Ozarks overhauls PE program, adds health sciences major and outdoor leadership minor
Release Date: 6/12/2013
Beginning in the 2013 Fall Semester, students at University of the Ozarks will be able to earn a major in health sciences as well as a minor outdoor leadership. The university has also made significant changes to its physical education curriculum to give students more professional opportunities in the field of study.
The University's Board of Trustees approved the new health sciences major and outdoor leadership minor and changes to the PE program during its annual Spring meeting in April. The changes will be included in the 2013-2014 university catalog.
Brett Stone, assistant professor of health and physical education, spearheaded the efforts to update the PE curriculum and institute the health science major. He said the impetus behind the changes is to better prepare students for applicable careers.
"For several years, the physical education major at the U of O has offered two directions for students to follow: a teaching track or a non-teaching track. Both tracks of study, however, required methodology courses which were designed to prepare students for the professional dispositions and competencies expected of public school physical education teachers and did not prepare students for a career in physical education outside a public school setting," Stone explained.

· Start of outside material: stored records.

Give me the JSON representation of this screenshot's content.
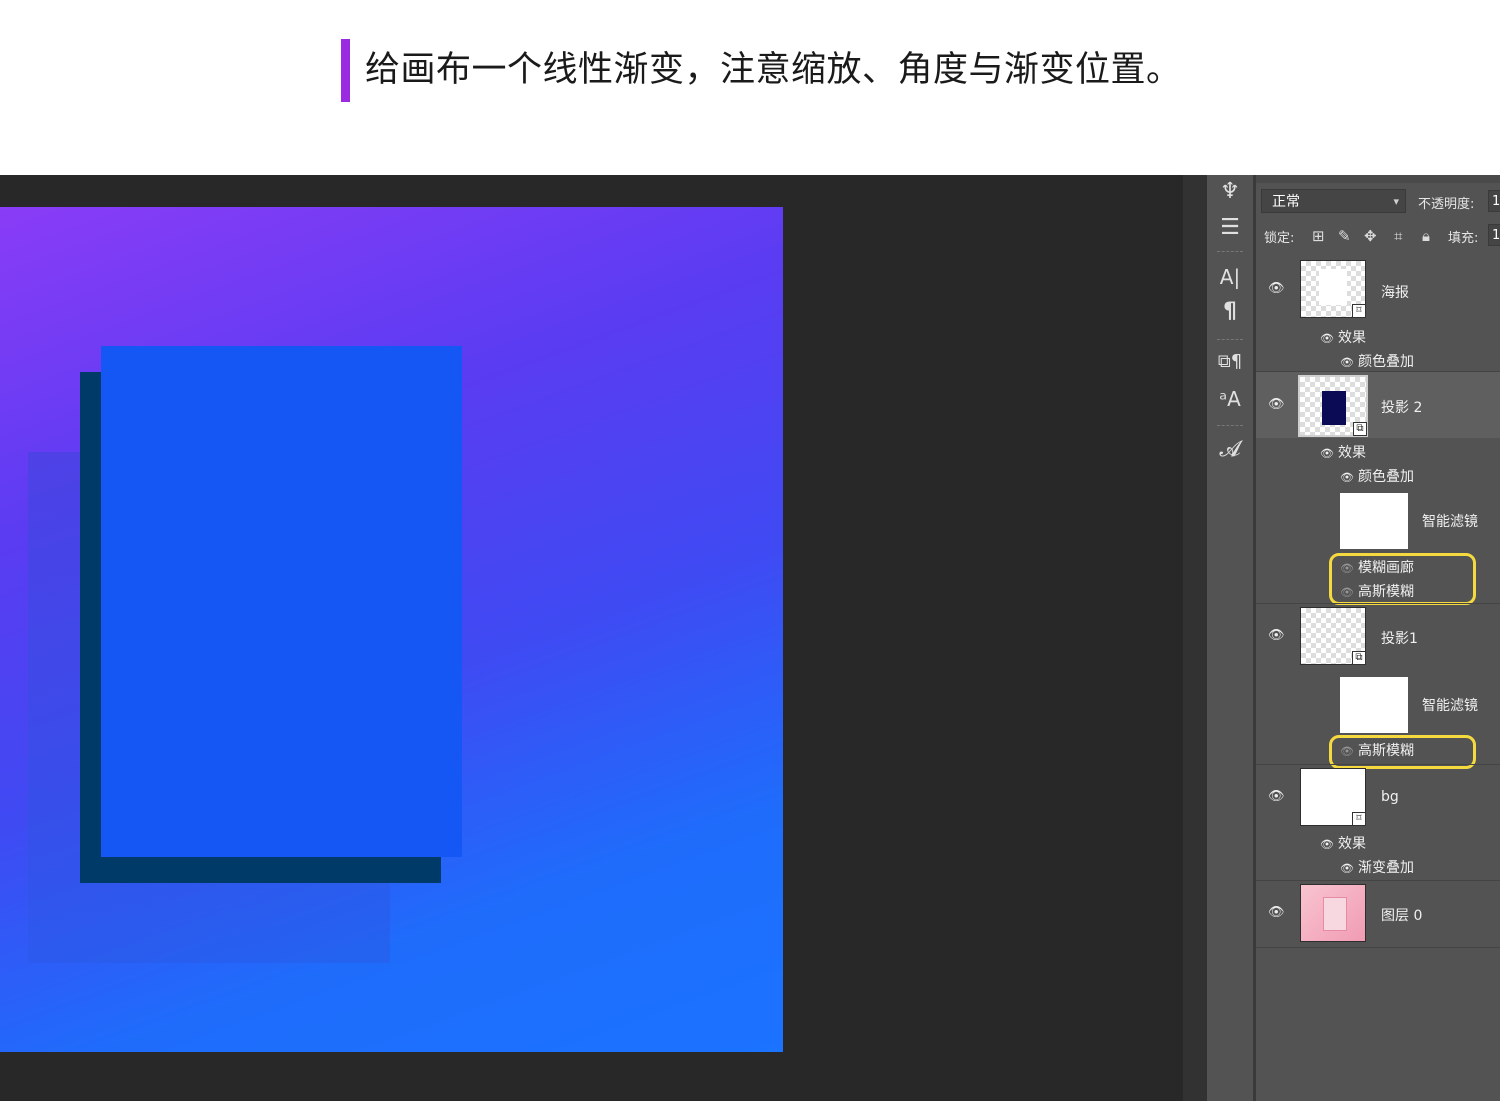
{
  "caption": {
    "text": "给画布一个线性渐变，注意缩放、角度与渐变位置。"
  },
  "toolstrip": {
    "tools": [
      {
        "name": "brush-tool-icon",
        "glyph": "♆"
      },
      {
        "name": "adjust-tool-icon",
        "glyph": "☰"
      },
      {
        "name": "character-panel-icon",
        "glyph": "A|"
      },
      {
        "name": "paragraph-panel-icon",
        "glyph": "¶"
      },
      {
        "name": "paragraph-styles-icon",
        "glyph": "⧉¶"
      },
      {
        "name": "character-styles-icon",
        "glyph": "ᵃA"
      },
      {
        "name": "glyphs-panel-icon",
        "glyph": "𝓐"
      }
    ]
  },
  "layers_panel": {
    "blend_mode": "正常",
    "opacity_label": "不透明度:",
    "opacity_value": "1",
    "lock_label": "锁定:",
    "fill_label": "填充:",
    "fill_value": "1",
    "eye_glyph": "👁",
    "layers": [
      {
        "name": "海报",
        "thumb": "checker-white",
        "effects_label": "效果",
        "effects": [
          "颜色叠加"
        ]
      },
      {
        "name": "投影 2",
        "thumb": "checker-navy",
        "selected": true,
        "effects_label": "效果",
        "effects": [
          "颜色叠加"
        ],
        "smart_filter_label": "智能滤镜",
        "filters": [
          "模糊画廊",
          "高斯模糊"
        ]
      },
      {
        "name": "投影1",
        "thumb": "checker",
        "smart_filter_label": "智能滤镜",
        "filters": [
          "高斯模糊"
        ]
      },
      {
        "name": "bg",
        "thumb": "white",
        "effects_label": "效果",
        "effects": [
          "渐变叠加"
        ]
      },
      {
        "name": "图层 0",
        "thumb": "pink"
      }
    ]
  },
  "colors": {
    "caption_accent": "#9a2be0",
    "highlight": "#f4da3f",
    "poster_blue": "#1457f5",
    "shadow_dark": "#003a68",
    "navy_thumb": "#0b0a55"
  }
}
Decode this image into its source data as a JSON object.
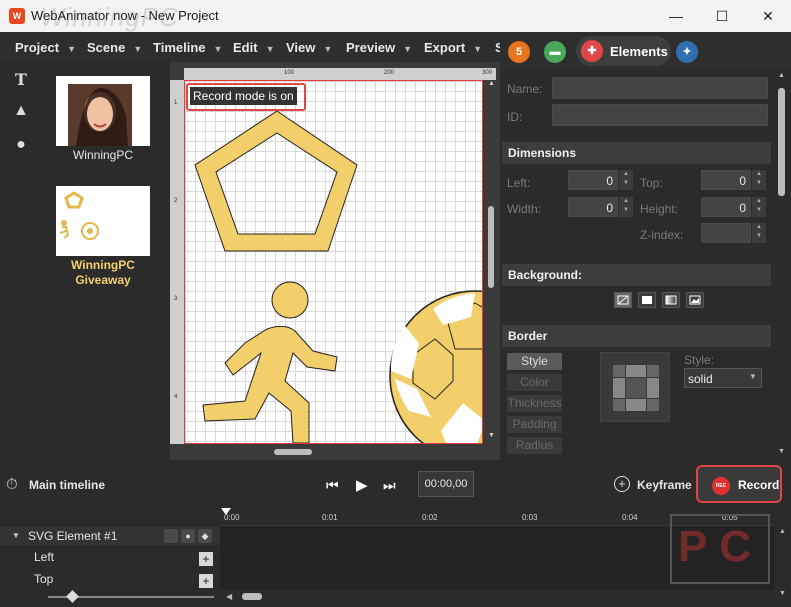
{
  "window": {
    "title": "WebAnimator now - New Project",
    "watermark": "WinningPC",
    "app_icon": "W",
    "minimize_icon": "—",
    "maximize_icon": "☐",
    "close_icon": "✕"
  },
  "menu": {
    "items": [
      "Project",
      "Scene",
      "Timeline",
      "Edit",
      "View",
      "Preview",
      "Export",
      "S"
    ],
    "arrow": "▼"
  },
  "tabs": {
    "html5_icon": "5",
    "scenes_icon": "▬",
    "elements_label": "Elements",
    "elements_icon": "✚",
    "effects_icon": "✦"
  },
  "tools": {
    "text_icon": "T",
    "image_icon": "▲",
    "shape_icon": "●"
  },
  "scenes": [
    {
      "label": "WinningPC"
    },
    {
      "label": "WinningPC Giveaway"
    }
  ],
  "canvas": {
    "ruler_top": [
      "100",
      "200",
      "300"
    ],
    "ruler_left": [
      "1",
      "2",
      "3",
      "4"
    ],
    "record_badge": "Record mode is on"
  },
  "properties": {
    "name_label": "Name:",
    "name_value": "",
    "id_label": "ID:",
    "id_value": "",
    "dimensions_title": "Dimensions",
    "left_label": "Left:",
    "left_value": "0",
    "top_label": "Top:",
    "top_value": "0",
    "width_label": "Width:",
    "width_value": "0",
    "height_label": "Height:",
    "height_value": "0",
    "zindex_label": "Z-index:",
    "zindex_value": "",
    "background_title": "Background:",
    "border_title": "Border",
    "border_tabs": [
      "Style",
      "Color",
      "Thickness",
      "Padding",
      "Radius"
    ],
    "style_label": "Style:",
    "style_value": "solid"
  },
  "timeline": {
    "title": "Main timeline",
    "time": "00:00,00",
    "keyframe_label": "Keyframe",
    "record_label": "Record",
    "rec_icon_text": "REC",
    "ticks": [
      "0:00",
      "0:01",
      "0:02",
      "0:03",
      "0:04",
      "0:05"
    ],
    "element_label": "SVG Element #1",
    "props": [
      "Left",
      "Top"
    ],
    "add_icon": "+",
    "logo_text": "PC"
  },
  "colors": {
    "accent_red": "#e04646",
    "shape_fill": "#f2cf6b",
    "panel_bg": "#2b2b2b"
  }
}
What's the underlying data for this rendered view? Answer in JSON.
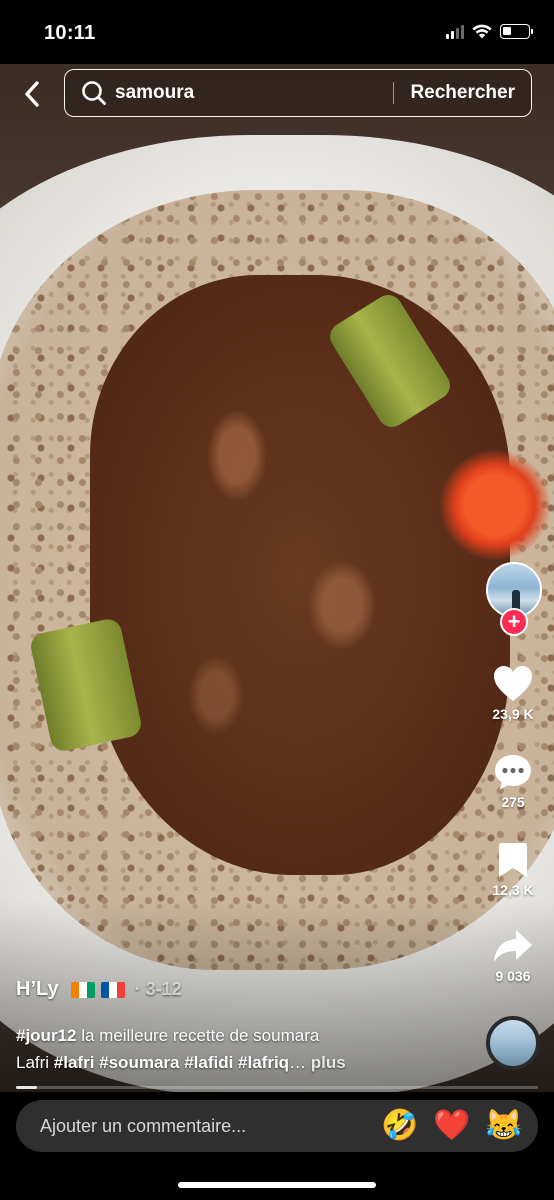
{
  "status_bar": {
    "time": "10:11"
  },
  "search": {
    "query": "samoura",
    "submit_label": "Rechercher"
  },
  "actions": {
    "like_count": "23,9 K",
    "comment_count": "275",
    "save_count": "12,3 K",
    "share_count": "9 036",
    "follow_label": "+"
  },
  "post": {
    "author": "H’Ly",
    "date": "· 3-12",
    "line1": {
      "hashtag": "#jour12",
      "text": " la meilleure recette de soumara"
    },
    "line2": {
      "text": "Lafri ",
      "hashtags": "#lafri #soumara #lafidi #lafriq",
      "ellipsis": "…",
      "more_label": " plus"
    }
  },
  "progress": {
    "played_fraction": 0.04
  },
  "comment_bar": {
    "placeholder": "Ajouter un commentaire...",
    "emoji_1": "🤣",
    "emoji_2": "❤️",
    "emoji_3": "😹"
  },
  "colors": {
    "follow_accent": "#fe2c55",
    "comment_bar_bg": "#2f2f2f"
  },
  "icons": [
    "back-arrow-icon",
    "search-icon",
    "heart-icon",
    "comment-icon",
    "bookmark-icon",
    "share-icon",
    "flag-ci-icon",
    "flag-fr-icon"
  ]
}
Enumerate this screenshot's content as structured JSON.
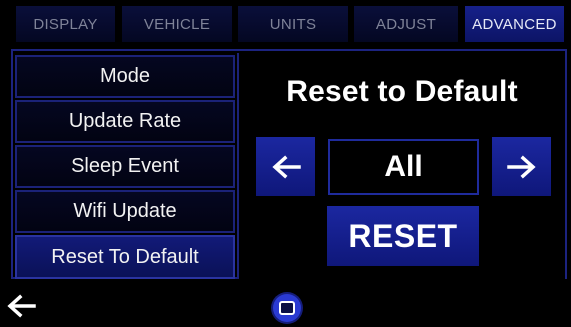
{
  "tabs": [
    {
      "label": "DISPLAY",
      "active": false
    },
    {
      "label": "VEHICLE",
      "active": false
    },
    {
      "label": "UNITS",
      "active": false
    },
    {
      "label": "ADJUST",
      "active": false
    },
    {
      "label": "ADVANCED",
      "active": true
    }
  ],
  "menu": {
    "items": [
      {
        "label": "Mode",
        "selected": false
      },
      {
        "label": "Update Rate",
        "selected": false
      },
      {
        "label": "Sleep Event",
        "selected": false
      },
      {
        "label": "Wifi Update",
        "selected": false
      },
      {
        "label": "Reset To Default",
        "selected": true
      }
    ]
  },
  "panel": {
    "title": "Reset to Default",
    "value": "All",
    "reset_label": "RESET",
    "prev_icon": "left-arrow-icon",
    "next_icon": "right-arrow-icon"
  },
  "bottom": {
    "back_icon": "back-arrow-icon",
    "home_icon": "home-icon"
  },
  "colors": {
    "accent": "#1b27a0",
    "active_tab": "#16208a",
    "border": "#1b2278",
    "background": "#000000"
  }
}
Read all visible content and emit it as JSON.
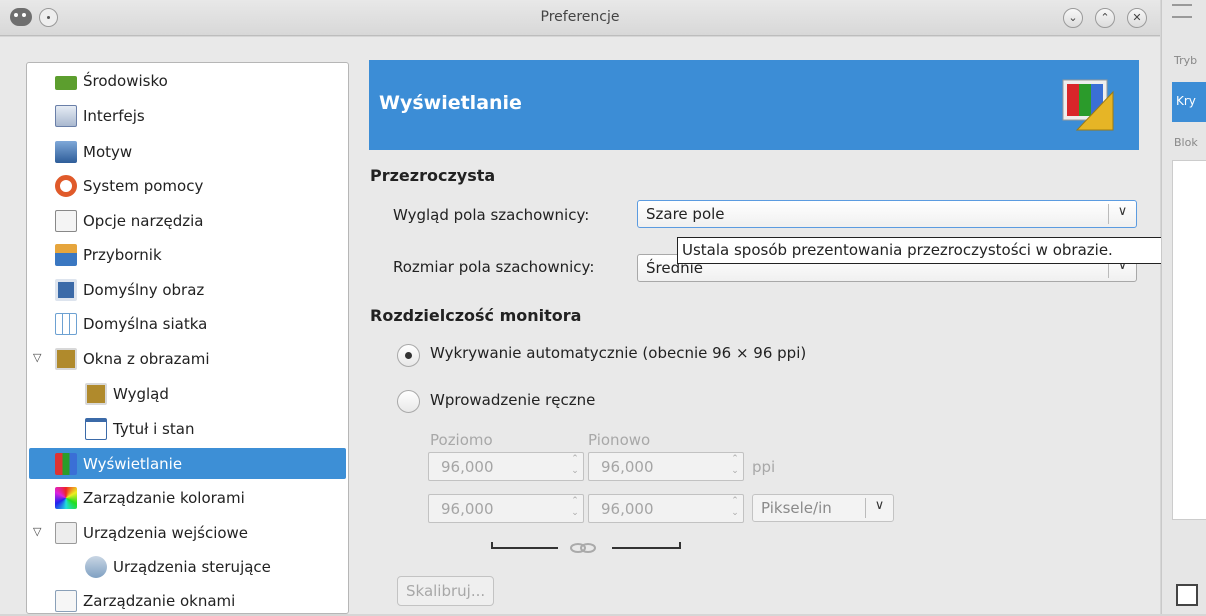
{
  "window": {
    "title": "Preferencje",
    "buttons": [
      "minimize",
      "maximize",
      "close"
    ]
  },
  "sidebar": {
    "items": [
      {
        "label": "Środowisko",
        "icon": "memory-chip-icon",
        "color": "#5c9e2e"
      },
      {
        "label": "Interfejs",
        "icon": "interface-icon",
        "color": "#6a7fa8"
      },
      {
        "label": "Motyw",
        "icon": "theme-icon",
        "color": "#3a6ca8"
      },
      {
        "label": "System pomocy",
        "icon": "lifebuoy-icon",
        "color": "#e05a2a"
      },
      {
        "label": "Opcje narzędzia",
        "icon": "tool-options-icon",
        "color": "#888888"
      },
      {
        "label": "Przybornik",
        "icon": "toolbox-icon",
        "color": "#3a77c1"
      },
      {
        "label": "Domyślny obraz",
        "icon": "image-icon",
        "color": "#3b6aa8"
      },
      {
        "label": "Domyślna siatka",
        "icon": "grid-icon",
        "color": "#6da1d2"
      },
      {
        "label": "Okna z obrazami",
        "icon": "image-windows-icon",
        "color": "#b08a2c",
        "expanded": true
      },
      {
        "label": "Wygląd",
        "icon": "appearance-icon",
        "color": "#b08a2c",
        "child": true
      },
      {
        "label": "Tytuł i stan",
        "icon": "title-status-icon",
        "color": "#c73b3b",
        "child": true
      },
      {
        "label": "Wyświetlanie",
        "icon": "display-icon",
        "color": "#e0a31e",
        "selected": true
      },
      {
        "label": "Zarządzanie kolorami",
        "icon": "color-management-icon",
        "color": "#c8308f"
      },
      {
        "label": "Urządzenia wejściowe",
        "icon": "input-devices-icon",
        "color": "#9a9a9a",
        "expanded": true
      },
      {
        "label": "Urządzenia sterujące",
        "icon": "controllers-icon",
        "color": "#7fa0c2",
        "child": true
      },
      {
        "label": "Zarządzanie oknami",
        "icon": "window-management-icon",
        "color": "#8aa0b8"
      }
    ]
  },
  "panel": {
    "title": "Wyświetlanie",
    "transparency": {
      "heading": "Przezroczysta",
      "check_style_label": "Wygląd pola szachownicy:",
      "check_style_value": "Szare pole",
      "check_size_label": "Rozmiar pola szachownicy:",
      "check_size_value": "Średnie",
      "tooltip": "Ustala sposób prezentowania przezroczystości w obrazie."
    },
    "monitor": {
      "heading": "Rozdzielczość monitora",
      "auto_label": "Wykrywanie automatycznie (obecnie 96 × 96 ppi)",
      "manual_label": "Wprowadzenie ręczne",
      "horizontal_label": "Poziomo",
      "vertical_label": "Pionowo",
      "res_x": "96,000",
      "res_y": "96,000",
      "unit_ppi": "ppi",
      "res_x2": "96,000",
      "res_y2": "96,000",
      "unit_select": "Piksele/in",
      "calibrate": "Skalibruj..."
    }
  },
  "right_panel": {
    "labels": [
      "Tryb",
      "Kry",
      "Blok"
    ],
    "accent": "#3c8dd6"
  }
}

Stone, who is completing requirements for his Ph.D., said the new PE curriculum removes those methodology courses as requirements, so students interested in careers other than teaching can pursue more applicable content-specific courses. The methodology courses will still be available as electives for students interested in teaching.
In that same vein, Stone saw a need for a new program of study that would address the needs of students pursuing careers more closely aligned with allied health rather than traditional physical education.
"The health science major will prepare students for both graduate programs in the health sciences or entry level positions in the health promotion professions, including health maintenance organizations, hospitals, public and private clinics, voluntary health agencies, health departments, secondary schools, or business and industry," Stone said.
Stone cited particular trends in the health care industry that supported the need for the new major.
"The Kaiser Foundation Brief (2010) reports Americans spent $2.3 trillion dollars in health care in 2008 - nearly a 40 percent increase from $713 billion dollars spent in 1990," he said. "Consequently, the U.S. Department of Labor and Statistics (2012), reports the demand for health education and promotion specialists is projected to increase 37 percent between the years 2010-2020. Likewise, the demand for allied health personnel is also projected to increase by 14 percent above the current average."
University Provost Dr. Daniel Taddie is enthusiastic about all the new opportunities for Ozarks students.
"I am excited about these new programs and the updates to the existing ones," Taddie said. "The new health science major will meet the interests and curricular needs of our current and prospective students. The program will provide a solid foundation for careers in a variety of high-demand health-related professions. In addition, our faculty - Brett Stone and our newly appointed Dr. Pete LeRoy - have degrees and experience in both physical education and allied health. So they have the expertise to deliver a top-notch program in association with our excellent science faculty."
In addition to these changes, Ozarks has also approved adding an outdoor leadership minor to the 2013-2014 catalog. As Taddie explains, this new minor takes advantage of Ozarks' unique location as well as its new Ozarks Outdoors program.
"Our new minor in outdoor education builds upon our existing programs in physical education, environmental studies, and Ozarks Outdoors," he said. "Our Director of Ozarks Outdoors, Jamie Lewis Hedges, brings his outstanding experience and expertise to this program in collaboration with faculty from across the campus. Because of our location in the Ozark Mountains and the expertise of our faculty and staff, Ozarks is a great place to study and participate in these programs."
Hedges, who has already been teaching some outdoor leadership courses on campus, is thrilled to have more in depth option offering valuable outdoor and recreational experience.
"The new outdoor leadership minor will provide an opportunity for students of any discipline to cater their degree toward an outdoor or environmental related field," Hedges said. "Graduates with degrees combined with this minor will have access to dynamic careers like outdoor recreation therapy, public lands management, environmental law or policy, environmental conflict mediation, and more."